Hugging the loser in you!


It is common for us to aspire for winning. Get attached to it. Run away from losing. After all, that is how you succeed and grow, you are told.

Let us take this piece of "conventional wisdom" and challenge the wisdom in it. Let us turn it upside down to see if believing this will create any scars.

As i piece my own life together, I slowly begin to unpack those aspects of me which, Debbie Ford or Carl Jung would say, have been disowned. In the last 4 decades of my existence, I have not respected my losing - even though it stared at me in my face from time to time. I turned away when it came near my face. I tuned away when it yelled. I did not acknowledge it. I was not a loser, I told myself. I will WIN.

Incidentally, in my rush to be a winner, I kept creating conditions which made my losing a matter of time. I would never relax. If a relationship was going down, instead of accepting that such things happen, I would either withdraw or push harder to win. It never worked. If I had relaxed, I would have seen how my actions were creating the very suffering I did not want.

The loser label was simply not acceptable.

Reality says we will lose sometime or the other. A job we want might go to someone else. A lover we see as our soul mate might walk into someone else' arms. The life we so tenaciously hold on to will lose to death. Losing is guaranteed. And it is not just OK but also sensible to accept being a loser when life hands you a tough one.

No, I don't want to run away from it anymore. I want to stop and say hello to it. Yes, i am a loser sometimes and that is cool.
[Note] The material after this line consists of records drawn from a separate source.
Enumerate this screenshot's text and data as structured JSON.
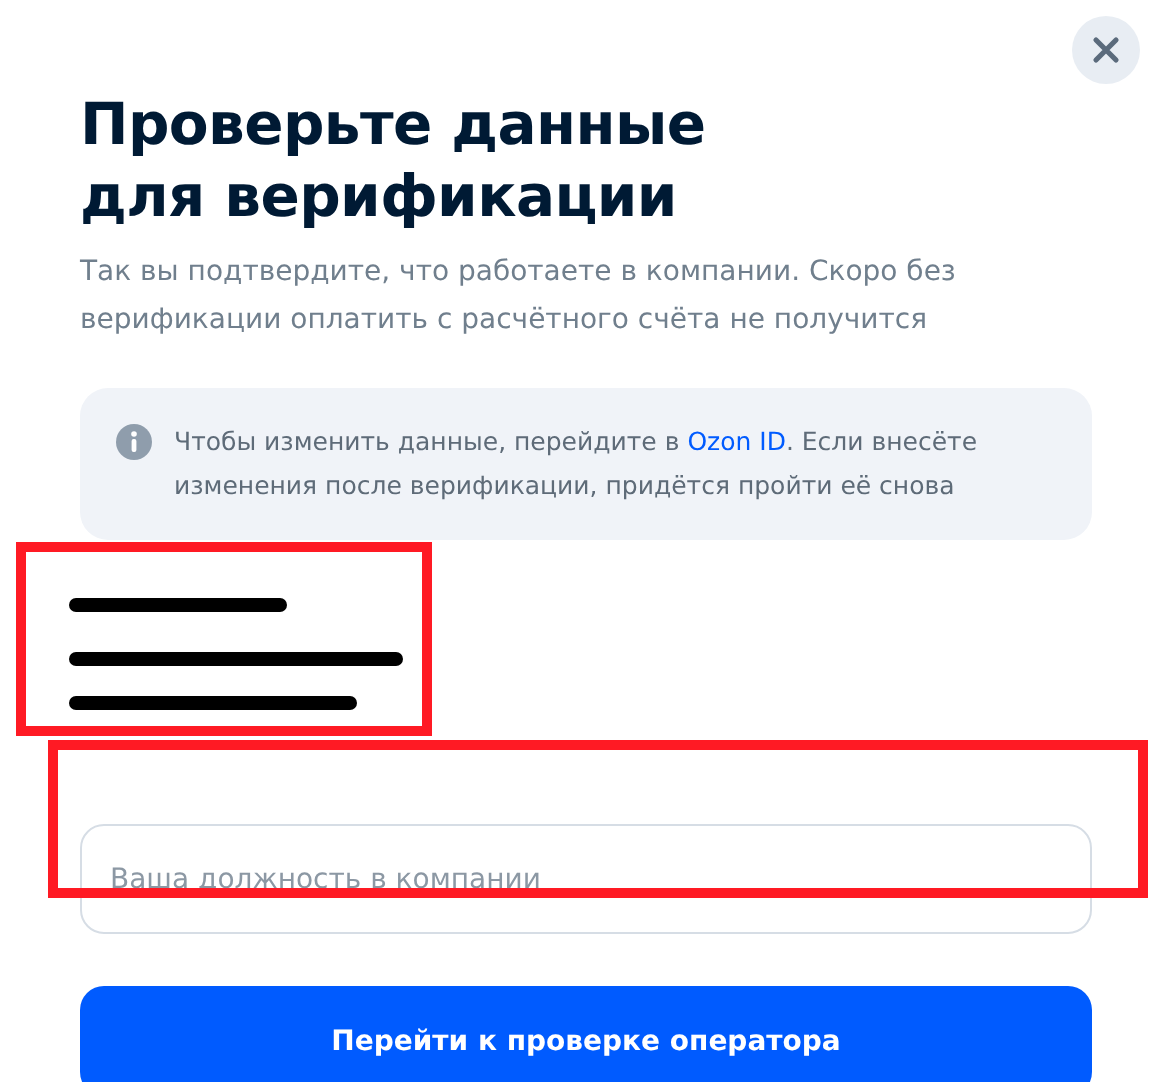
{
  "dialog": {
    "title": "Проверьте данные для верификации",
    "subtitle": "Так вы подтвердите, что работаете в компании. Скоро без верификации оплатить с расчётного счёта не получится",
    "notice": {
      "before": "Чтобы изменить данные, перейдите в ",
      "link": "Ozon ID",
      "after": ". Если внесёте изменения после верификации, придётся пройти её снова"
    },
    "position_field": {
      "placeholder": "Ваша должность в компании"
    },
    "submit_button": "Перейти к проверке оператора"
  }
}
I want to hug this fear, this demon of losing I have been running away from.   Accepting that i can be a loser allows me stop pushing into those areas where there is no light at the end of the tunnel. It allows me to water those plants which will blossom. It takes away the burden of being all-knowing, all-good all the time. It allows me to look rather at what I do than what result am I going to get. It allows me to enjoy the process. It allows me to breathe.

It's a short life. Win some. Lose some. But live it fully. Thanks to Debbie Ford for bringing this to my awareness.